I have a quote taped to the wall in front of my computer. I don’t remember where I found it. It says “Run Towards the Volcano”.
I was initially attracted to it because it is so counterintuitive. I aspire to be counterintuitive, but often my thinking leans towards conservative. It might be the eight years of schooling influence with nuns and priests, but I have had plenty of time to adapt and I haven’t. Yet.
A few years back I worked with a client at a large foundation. One day, she told me, “Rick, people are sheep.” I laughed. It was a good line. Then on the walk back to the ferry for home, I thought “She’s talking about me.”
Sheep herd. Sheep conform. These days, for good reasons, herding and conforming make a hell of a lot of sense. We herd and conform when we keep social distance, wear masks, work from home and wash our hands 25 times a day. It seems likely we will be doing this herding and conforming for a long time.
Running towards a volcano is more than a metaphor. It advocates taking a disputable course of action. My view is that Covid-19 is not just a spreading virus, it is germinating volcanoes.
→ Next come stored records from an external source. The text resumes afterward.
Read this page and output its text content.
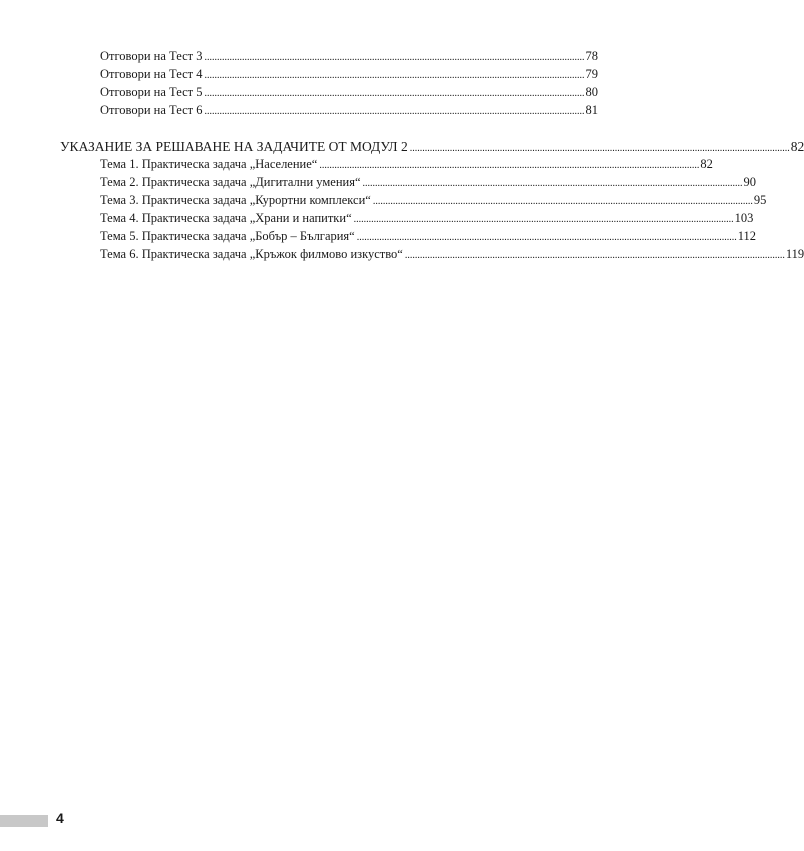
Отговори на Тест 3 ........................................................................................................................................................ 78
Отговори на Тест 4 ........................................................................................................................................................ 79
Отговори на Тест 5 ........................................................................................................................................................ 80
Отговори на Тест 6 ........................................................................................................................................................ 81
УКАЗАНИЕ ЗА РЕШАВАНЕ НА ЗАДАЧИТЕ ОТ МОДУЛ 2 ........................................................................................................................................................ 82
Тема 1. Практическа задача „Население“ ........................................................................................................................................................ 82
Тема 2. Практическа задача „Дигитални умения“ ........................................................................................................................................................ 90
Тема 3. Практическа задача „Курортни комплекси“ ........................................................................................................................................................ 95
Тема 4. Практическа задача „Храни и напитки“ ........................................................................................................................................................ 103
Тема 5. Практическа задача „Бобър – България“ ........................................................................................................................................................ 112
Тема 6. Практическа задача „Кръжок филмово изкуство“ ........................................................................................................................................................ 119
4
My volcanoes begin as questions: What is the essential work I need to be doing? Do I want to live on the west coast when my daughter lives in Brooklyn? What have I not dared to do? What about the book I claim I will write?
I know I am not alone in asking these types of questions. I hear them in assorted forms from people on all the Zoom calls I join in quarantine. These questions come direct and opaque; some questions reflect fear and anxiety and other questions are based in hope and optimism.
Honestly answering these questions is bound to lead to some disputable actions based on my history and conservative track record. For all the awful damage the virus is producing, I am working myself to the place of seeing all this as a pathway to personal freedom. I am not there yet, but I know I am moving that direction. Peter Koestenbaum reminds us that “The agony of the change itself is the discovery that it is all up to me, that I must live my life myself and in my own way, and that this is an insight of glory and not despair.” The Greeks call this ‘Kairo’, the exact point of transformation.
Transformation is happening all around us. Transformation is happening to us. Choose your own volcano of transformation and run towards it. Then you will experience what Joseph Campbell calls “the actual experience of being alive”.